Lab Tour

I know I like to tour other people’s labs, so I guess it’s only fair I presented mine. It’s nothing fancy and far less well equipped than some of the wonderful man caves people show on Dave Jones’ EEVBlog, but it gets the job done and I’m pretty happy with the setup as it is right now.

Here it is in all of its glory:

Lab overview

Let’s start with the workbench: it is a repurposed IKEA kitchen table which we wanted to throw away when we moved into our new house. Good thing we didn’t, because it makes for an excellent EE workbench. It is sturdy, about 2.5 metres long and deep enough so that “stuff” doesn’t have to be moved around when working on a bigger project.

I use a heat resistant antistatic mat as primary EE workspace. I chose the biggest one I could find at the time because I wanted it to cover a reasonably large area. I recently saw that you can buy these things in bulk, and if I had to do it again, I would probably have covered the entire table with it. Anyhow, this is how it is now. The mat, and a matching wrist strap band, are connected via a sort of hub with an integrated 10M Ω resistor that goes to the building’s ground line.

The rack is nothing fancy: it consists of a few wooden planks that are attached to rails which are bolted to the wall.

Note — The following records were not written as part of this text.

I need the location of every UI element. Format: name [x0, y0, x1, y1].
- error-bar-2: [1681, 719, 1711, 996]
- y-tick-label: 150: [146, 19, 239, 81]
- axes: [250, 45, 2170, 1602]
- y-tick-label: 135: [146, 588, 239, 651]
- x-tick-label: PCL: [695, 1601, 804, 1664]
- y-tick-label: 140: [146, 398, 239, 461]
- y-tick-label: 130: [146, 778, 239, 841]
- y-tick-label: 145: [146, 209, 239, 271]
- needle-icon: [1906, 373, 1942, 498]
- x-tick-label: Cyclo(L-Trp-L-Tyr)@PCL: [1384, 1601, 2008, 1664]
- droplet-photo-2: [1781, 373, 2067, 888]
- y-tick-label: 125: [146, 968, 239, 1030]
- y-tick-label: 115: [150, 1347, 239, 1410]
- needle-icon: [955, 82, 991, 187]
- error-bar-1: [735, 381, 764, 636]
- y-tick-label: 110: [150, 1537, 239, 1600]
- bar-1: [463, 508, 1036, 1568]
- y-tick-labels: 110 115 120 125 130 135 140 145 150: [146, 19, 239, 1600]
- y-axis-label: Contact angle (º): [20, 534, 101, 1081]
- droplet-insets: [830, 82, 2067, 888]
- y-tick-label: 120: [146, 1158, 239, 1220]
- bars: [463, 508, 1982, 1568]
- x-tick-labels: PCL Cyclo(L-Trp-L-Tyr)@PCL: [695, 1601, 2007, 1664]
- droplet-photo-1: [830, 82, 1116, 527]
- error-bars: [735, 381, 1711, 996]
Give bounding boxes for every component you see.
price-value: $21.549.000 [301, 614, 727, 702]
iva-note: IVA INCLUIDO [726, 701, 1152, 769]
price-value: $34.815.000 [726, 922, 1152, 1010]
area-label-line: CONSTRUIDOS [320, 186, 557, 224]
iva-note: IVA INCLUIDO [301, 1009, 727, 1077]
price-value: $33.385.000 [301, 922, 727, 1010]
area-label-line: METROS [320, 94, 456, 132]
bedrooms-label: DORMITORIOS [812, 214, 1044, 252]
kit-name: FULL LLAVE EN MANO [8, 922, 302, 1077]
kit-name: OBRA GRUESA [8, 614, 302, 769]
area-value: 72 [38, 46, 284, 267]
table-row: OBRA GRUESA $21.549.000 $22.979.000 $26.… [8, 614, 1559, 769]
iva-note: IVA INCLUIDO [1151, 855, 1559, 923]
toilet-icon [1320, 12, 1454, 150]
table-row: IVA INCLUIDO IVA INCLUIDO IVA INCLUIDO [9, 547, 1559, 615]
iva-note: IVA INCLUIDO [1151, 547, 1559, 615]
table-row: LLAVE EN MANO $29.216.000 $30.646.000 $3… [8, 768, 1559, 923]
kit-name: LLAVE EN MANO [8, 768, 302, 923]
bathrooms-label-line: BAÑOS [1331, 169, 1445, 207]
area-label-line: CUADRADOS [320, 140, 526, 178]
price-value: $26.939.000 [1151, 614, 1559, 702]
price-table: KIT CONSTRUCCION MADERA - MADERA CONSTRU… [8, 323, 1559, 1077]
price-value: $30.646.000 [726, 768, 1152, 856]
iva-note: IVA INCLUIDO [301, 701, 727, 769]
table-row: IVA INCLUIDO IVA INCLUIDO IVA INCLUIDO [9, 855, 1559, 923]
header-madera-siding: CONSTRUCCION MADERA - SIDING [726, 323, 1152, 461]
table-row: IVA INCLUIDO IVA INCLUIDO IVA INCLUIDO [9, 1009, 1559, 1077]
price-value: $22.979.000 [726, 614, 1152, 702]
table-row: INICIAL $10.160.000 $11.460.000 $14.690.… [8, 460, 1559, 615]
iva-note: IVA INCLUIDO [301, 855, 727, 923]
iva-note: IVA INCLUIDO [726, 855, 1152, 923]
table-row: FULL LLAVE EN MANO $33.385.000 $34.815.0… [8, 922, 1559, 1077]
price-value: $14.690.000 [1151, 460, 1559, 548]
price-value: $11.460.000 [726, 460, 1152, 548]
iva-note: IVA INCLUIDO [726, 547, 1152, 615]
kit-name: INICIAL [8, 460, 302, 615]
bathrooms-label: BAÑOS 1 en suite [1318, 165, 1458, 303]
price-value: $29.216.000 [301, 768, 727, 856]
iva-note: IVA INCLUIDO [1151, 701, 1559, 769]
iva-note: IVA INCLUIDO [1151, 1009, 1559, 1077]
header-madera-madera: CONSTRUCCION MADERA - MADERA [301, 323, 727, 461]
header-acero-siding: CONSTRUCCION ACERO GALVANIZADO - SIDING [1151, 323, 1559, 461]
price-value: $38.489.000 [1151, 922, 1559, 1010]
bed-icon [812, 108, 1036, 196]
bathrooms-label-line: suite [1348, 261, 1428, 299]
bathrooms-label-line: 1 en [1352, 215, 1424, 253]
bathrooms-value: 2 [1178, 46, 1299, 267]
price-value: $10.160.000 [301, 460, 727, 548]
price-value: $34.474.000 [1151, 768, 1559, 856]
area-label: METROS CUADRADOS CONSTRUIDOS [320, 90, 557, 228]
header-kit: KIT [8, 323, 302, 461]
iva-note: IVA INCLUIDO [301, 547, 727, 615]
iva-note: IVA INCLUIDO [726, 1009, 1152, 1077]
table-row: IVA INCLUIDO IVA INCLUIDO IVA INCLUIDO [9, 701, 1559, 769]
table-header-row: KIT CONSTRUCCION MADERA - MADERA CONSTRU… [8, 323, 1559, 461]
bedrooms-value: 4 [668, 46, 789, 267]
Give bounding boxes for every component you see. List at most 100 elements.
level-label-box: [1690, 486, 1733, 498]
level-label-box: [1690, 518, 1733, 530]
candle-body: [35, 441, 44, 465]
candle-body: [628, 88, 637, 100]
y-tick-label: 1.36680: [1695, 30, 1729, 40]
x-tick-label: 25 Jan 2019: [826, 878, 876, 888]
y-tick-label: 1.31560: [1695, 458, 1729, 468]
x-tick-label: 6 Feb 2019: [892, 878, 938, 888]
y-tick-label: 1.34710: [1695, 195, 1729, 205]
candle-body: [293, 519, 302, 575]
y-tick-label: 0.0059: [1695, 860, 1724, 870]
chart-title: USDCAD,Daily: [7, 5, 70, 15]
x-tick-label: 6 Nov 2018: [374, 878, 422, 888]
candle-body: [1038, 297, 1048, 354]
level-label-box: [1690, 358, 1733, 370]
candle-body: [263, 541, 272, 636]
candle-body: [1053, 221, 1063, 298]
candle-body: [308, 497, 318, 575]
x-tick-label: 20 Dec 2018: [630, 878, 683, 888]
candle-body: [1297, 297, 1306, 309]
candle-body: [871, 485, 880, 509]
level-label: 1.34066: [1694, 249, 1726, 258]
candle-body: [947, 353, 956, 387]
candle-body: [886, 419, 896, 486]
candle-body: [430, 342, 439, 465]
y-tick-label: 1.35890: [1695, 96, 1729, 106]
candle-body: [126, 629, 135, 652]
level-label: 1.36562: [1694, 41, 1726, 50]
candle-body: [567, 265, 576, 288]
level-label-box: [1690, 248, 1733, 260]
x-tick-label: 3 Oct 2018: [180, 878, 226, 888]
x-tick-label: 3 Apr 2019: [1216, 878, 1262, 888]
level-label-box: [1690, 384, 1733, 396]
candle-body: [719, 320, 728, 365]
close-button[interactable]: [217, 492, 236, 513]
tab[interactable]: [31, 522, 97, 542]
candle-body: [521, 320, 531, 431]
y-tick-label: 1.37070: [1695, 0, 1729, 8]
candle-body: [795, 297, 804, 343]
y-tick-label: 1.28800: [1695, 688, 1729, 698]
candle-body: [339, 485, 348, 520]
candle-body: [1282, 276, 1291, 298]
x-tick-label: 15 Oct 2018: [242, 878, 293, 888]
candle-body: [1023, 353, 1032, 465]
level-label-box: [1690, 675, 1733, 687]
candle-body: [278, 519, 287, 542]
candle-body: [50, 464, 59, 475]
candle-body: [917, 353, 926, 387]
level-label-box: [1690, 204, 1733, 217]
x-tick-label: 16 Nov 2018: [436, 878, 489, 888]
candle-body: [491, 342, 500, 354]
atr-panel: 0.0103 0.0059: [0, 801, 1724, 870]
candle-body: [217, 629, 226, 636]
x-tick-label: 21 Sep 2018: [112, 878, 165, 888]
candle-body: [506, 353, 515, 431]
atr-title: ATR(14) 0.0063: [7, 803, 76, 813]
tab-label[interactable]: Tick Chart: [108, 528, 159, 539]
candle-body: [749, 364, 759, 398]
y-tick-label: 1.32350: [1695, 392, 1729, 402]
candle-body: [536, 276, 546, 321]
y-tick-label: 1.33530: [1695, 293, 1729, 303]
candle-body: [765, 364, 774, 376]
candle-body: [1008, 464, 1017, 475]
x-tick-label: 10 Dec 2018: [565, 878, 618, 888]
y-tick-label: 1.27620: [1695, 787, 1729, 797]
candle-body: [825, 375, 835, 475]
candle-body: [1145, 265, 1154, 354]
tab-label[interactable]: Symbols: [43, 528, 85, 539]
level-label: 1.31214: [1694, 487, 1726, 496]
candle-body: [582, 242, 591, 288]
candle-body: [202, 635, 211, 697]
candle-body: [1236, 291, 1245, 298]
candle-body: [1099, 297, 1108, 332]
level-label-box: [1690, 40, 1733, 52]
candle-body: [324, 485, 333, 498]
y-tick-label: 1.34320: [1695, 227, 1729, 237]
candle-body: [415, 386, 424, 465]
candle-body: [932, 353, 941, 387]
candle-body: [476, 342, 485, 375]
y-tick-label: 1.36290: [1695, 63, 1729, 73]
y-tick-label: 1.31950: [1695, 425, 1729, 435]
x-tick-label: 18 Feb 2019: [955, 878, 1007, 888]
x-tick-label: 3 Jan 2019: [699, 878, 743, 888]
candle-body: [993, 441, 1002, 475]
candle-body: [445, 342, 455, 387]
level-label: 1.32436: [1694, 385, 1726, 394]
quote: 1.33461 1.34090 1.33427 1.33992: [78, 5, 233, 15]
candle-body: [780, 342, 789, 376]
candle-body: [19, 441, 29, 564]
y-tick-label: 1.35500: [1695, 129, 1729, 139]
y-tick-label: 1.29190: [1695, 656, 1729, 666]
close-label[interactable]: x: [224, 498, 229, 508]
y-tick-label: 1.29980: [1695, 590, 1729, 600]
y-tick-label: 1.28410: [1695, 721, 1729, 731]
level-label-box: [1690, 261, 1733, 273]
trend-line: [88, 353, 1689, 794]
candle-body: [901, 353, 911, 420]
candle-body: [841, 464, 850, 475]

Since my last lab had a chronic lack of 230V outlets I put extension cords and power strips on each panel. This helps to keep the wiring chaos to a minimum.

All the electrical straps and sockets, and all the test gear, are connected to the mains via a personal protective device with a fault current rated at 30 mA.

T&M gear

Onto the test and measurement gear then:

For power, I use a Korad KA3305P. This is a linear supply with two adjustable 30V / 5A channels and a fixed 5V channel. I’ve had it for about 3 years now and, albeit not being super fancy, it gets the job done.

My oscilloscope is a Hameg (now: Rohde & Schwarz) HMO2024 mixed signal DSO. I love this thing to death. With it’s four analog and 8 digital channels it has enough inputs for everything I tinker with, and the 200 MHz bandwith is more than enough for my needs.

Between the PSU and the scope sits a Siglent SDG 2024X 40 MHz arbitrary waveform generator. It is a good instrument (especially because it is easily “tunable” – wink, wink – to 120 MHz), but sometimes I’d like it to have isolated outputs. I guess you can’t have everything for 600 bucks.

As for multimeters I use a Rohde & Schwarz HMC8012 bench DMM and a Fluke 85V. Both are exceptional instruments – the HMC is a treat to work with and the Fluke is an industrial workhorse. I’m loving them both.

The soldering in my lab is done with a Weller WD81. I also have a WTHA 1 hot air station for SMD work, you can read my review of this station here.

Since I plan on doing a lot more SMD work in the future I have a toaster oven on order which I will convert into a reflow oven using Whizoo’s Controleo3 module. I’m pretty excited about this little project, stay tuned!

A project being tested

On the other side of the bench is a computer with a 30″ screen. It gets used for access to datasheets, general documentation etc. As you can see on the photo, I use KiCAD as EDA package, together with Linear’s LTspice for circuit design and simulation. I also use Atmel Studio for microcontroller programming.

The comp

That’s about it. The rest is just storage and miscellaneous odds and ends, breadboards, part bins, tools, etc.

The very next addition to my lab will be the aforementioned reflow oven, together with an ultrasonic cleaner for my PCBs. After that I’ll probably go for a microscope; we’ll see how that goes.